Literature DB >> 3486223

In vitro sensitization and expansion with viable tumor cells and interleukin 2 in the generation of specific therapeutic effector cells.

S Shu, T Chou, S A Rosenberg.   

Abstract

We have investigated the efficacy and immunologic characteristics of immune effector cells generated from cultures containing large numbers of viable tumor cells and interleukin 2 (IL 2) in the adoptive immunotherapy of experimentally induced pulmonary metastases from the newly developed, weakly immunogenic MCA 105 sarcoma in mice.
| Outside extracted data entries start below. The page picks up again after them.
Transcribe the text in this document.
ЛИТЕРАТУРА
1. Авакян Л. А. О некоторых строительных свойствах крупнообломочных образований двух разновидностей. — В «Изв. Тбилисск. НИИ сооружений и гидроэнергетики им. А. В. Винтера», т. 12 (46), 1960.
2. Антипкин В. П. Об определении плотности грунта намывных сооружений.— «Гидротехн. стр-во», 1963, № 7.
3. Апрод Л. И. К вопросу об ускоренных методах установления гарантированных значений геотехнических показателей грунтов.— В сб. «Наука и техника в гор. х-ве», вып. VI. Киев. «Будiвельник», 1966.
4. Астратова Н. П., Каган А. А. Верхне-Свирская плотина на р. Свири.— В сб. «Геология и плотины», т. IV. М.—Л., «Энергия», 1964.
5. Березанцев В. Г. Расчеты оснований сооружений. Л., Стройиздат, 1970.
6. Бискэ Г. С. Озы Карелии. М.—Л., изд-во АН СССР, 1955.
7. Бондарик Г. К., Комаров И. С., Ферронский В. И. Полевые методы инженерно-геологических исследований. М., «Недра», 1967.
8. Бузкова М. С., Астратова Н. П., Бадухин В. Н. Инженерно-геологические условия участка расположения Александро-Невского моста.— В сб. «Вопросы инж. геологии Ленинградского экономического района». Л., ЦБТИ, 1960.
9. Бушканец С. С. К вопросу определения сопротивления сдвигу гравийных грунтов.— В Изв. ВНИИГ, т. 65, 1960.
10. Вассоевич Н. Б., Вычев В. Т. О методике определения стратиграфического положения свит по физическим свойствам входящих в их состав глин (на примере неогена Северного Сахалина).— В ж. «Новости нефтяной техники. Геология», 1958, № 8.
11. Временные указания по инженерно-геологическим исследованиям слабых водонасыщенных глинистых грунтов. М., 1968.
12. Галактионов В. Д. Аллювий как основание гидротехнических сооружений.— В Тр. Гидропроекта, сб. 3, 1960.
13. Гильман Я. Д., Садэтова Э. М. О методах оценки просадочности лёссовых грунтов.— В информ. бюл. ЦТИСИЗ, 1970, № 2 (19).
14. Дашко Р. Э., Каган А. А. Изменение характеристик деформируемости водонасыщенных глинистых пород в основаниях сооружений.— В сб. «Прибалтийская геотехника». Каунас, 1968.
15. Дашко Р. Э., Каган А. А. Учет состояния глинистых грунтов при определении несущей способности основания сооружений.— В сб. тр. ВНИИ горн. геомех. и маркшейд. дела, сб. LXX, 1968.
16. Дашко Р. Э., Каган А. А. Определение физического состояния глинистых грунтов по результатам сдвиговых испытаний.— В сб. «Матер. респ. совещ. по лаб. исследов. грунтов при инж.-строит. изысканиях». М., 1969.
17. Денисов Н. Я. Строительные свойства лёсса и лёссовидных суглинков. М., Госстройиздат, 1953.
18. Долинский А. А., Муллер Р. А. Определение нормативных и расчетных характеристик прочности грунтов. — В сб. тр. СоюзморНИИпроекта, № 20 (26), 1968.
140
The current culture conditions allowed increases of either normal or MCA 105 immune spleen cells up to 94-fold in 15 days. The in vitro expanded normal and MCA 105 immune cells displayed nonspecific in vitro cytotoxicity against several syngeneic tumor targets. However, therapeutically effective cells could only be obtained from cultures initiated with MCA 105 immune spleen cells. Immunotherapy with expanded immune effector cells could lead to the reduction of established 3 day pulmonary metastases, prolongation of survival, and cure of tumor in the majority of animals. The generation and proliferation of therapeutic effector cells in vitro depended on the presence in cultures of specific tumor stimulator cells as well as the presence of IL 2. Although immunotherapy with either fresh noncultured or secondarily in vitro-sensitized (IVS) MCA 105 immune spleen cells was immunologically specific, the efficacy of the adoptive cellular therapy with cultured but not fresh immune cells could be improved by the administration to tumor-bearing hosts of exogenous IL 2. In addition to numerical expansion, the IVS immune cells, on a per cell basis, afforded an eightfold to 10-fold increase in therapeutic efficacy when compared with fresh noncultured MCA 105 immune cells. Our results indicate that the current culture procedure induced in vitro antigenic stimulation and expansion of tumor-specific immune effector cells that was otherwise not possible by conventional mixed lymphocyte-tumor cultures.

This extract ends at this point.